Sunday, April 29, 2007

Owly wake-up call

Garrison Keillor was telling his weekend tale of Wobegon this morning as I was driving along Arapaho. It was a pretty good tale until one of his characters became "owly". Slam me back to 1960! Garrison rambled on without me. There I was, left on a sidetrack.

Mom used to say we were "being owly", but I haven't heard the expression since kindergarten. "Crabby" is the sort of grumpiness children develop when they need a nap. To me, "owly" is the type of grumpiness children exhibit when they have been so, so sound asleep under their special blankie that they resist adult efforts to get them awake and moving in the adult's required direction.

Hearing "owly" didn't make a letter-spelled mental word-recognition. It made a strange sound like a stylus scratching a 78 rpm record combined with the blank air just before the local radio station's test of the emergency broadcast system. This was only a test. Owly is when you are being rushed, your shoes are on the wrong feet, your fuzzy tights are riding really low in the saddle, and your room smells like the first furnace run of the chilly, wet autumn.
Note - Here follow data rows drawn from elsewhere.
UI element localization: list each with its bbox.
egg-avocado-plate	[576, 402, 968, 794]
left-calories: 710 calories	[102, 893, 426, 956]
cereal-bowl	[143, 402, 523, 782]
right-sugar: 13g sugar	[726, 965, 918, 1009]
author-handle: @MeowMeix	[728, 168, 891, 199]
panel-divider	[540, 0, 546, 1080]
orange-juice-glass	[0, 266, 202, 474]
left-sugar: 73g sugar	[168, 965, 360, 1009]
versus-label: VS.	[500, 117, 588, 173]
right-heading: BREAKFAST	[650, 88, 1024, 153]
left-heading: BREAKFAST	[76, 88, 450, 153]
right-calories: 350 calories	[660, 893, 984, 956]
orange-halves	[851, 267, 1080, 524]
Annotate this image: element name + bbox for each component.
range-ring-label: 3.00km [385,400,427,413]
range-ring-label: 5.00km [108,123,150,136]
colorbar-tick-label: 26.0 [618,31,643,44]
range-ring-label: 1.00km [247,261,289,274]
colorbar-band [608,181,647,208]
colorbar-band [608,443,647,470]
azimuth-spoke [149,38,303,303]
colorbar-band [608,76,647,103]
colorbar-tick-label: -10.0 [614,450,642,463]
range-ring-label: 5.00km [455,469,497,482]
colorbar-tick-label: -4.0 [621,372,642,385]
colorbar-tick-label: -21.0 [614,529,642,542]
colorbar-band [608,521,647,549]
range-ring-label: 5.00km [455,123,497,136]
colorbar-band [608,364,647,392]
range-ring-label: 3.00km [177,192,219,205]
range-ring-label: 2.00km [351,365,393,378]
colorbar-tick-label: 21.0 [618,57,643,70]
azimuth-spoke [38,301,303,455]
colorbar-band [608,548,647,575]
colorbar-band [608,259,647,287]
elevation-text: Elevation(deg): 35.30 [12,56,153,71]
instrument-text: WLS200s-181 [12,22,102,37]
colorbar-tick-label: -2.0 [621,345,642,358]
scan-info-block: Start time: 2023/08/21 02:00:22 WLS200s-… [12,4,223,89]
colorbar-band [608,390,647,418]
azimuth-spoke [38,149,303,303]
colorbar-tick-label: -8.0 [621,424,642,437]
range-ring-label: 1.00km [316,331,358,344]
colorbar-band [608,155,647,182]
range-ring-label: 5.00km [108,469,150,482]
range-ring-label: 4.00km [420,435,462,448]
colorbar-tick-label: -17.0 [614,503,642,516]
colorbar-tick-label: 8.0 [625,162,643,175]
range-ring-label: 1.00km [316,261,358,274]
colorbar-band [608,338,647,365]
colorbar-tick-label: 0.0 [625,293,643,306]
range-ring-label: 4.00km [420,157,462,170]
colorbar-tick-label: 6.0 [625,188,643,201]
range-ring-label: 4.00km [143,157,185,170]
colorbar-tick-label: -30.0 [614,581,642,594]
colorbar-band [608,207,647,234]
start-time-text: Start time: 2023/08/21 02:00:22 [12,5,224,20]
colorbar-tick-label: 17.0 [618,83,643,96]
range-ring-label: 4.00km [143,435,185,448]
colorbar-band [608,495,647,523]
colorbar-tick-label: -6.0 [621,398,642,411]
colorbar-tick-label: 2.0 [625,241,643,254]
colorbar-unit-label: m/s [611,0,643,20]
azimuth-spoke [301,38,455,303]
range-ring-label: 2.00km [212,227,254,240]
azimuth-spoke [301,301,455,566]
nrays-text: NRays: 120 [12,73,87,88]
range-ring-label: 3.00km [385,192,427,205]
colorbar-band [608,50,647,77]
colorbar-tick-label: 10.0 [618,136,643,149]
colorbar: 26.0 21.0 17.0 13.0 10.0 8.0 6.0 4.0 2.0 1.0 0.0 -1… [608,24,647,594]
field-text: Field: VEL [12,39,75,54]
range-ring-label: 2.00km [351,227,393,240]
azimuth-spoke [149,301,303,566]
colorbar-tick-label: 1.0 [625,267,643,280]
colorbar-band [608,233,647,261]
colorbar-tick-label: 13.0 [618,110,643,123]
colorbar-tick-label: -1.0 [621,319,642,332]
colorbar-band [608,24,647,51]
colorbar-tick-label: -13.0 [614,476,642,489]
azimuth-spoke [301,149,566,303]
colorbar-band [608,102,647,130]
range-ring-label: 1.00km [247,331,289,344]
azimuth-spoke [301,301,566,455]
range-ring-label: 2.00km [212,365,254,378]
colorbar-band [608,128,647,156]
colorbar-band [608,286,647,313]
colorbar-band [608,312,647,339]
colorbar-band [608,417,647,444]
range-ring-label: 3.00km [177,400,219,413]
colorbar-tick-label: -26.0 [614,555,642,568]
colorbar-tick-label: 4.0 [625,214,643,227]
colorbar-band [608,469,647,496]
How is "owly" spelled? Does it have something to do with birds, or is it a more preliterate stomach growl of a child sent to fetch something from a Bohemian root cellar?

I blink my eyes, and swivel my head almost 360 degrees. My limbs are wrapped tight by a boa constrictor. Still, it's satisfying to have been plucked from throwing wooden building blocks and plunked into bed on account of crabbiness, having put up a good fight against the tyranny of naptime, but ultimately waking up more irritable than before.

Don't want to make Colorforms designs on the cold living room windows. Don't want to be zipped in a jacket for a quick trip to the Hinky Dinky, a visit to the pediatrician, or a sibling's dance lesson carpool. Just want to snuggle back down into the nest of acrid-smelling warm feathers and furless stuffed animals.

"Owly" is exactly right. I will look at the little preschoolers struggling to wake up with a wiser, softer lens.

I'm not the only word junkie out there trying to find out about "owly". Maybe Garrison Keillor will post a comment and let us all know more about this rare word--after he wakes up from naptime!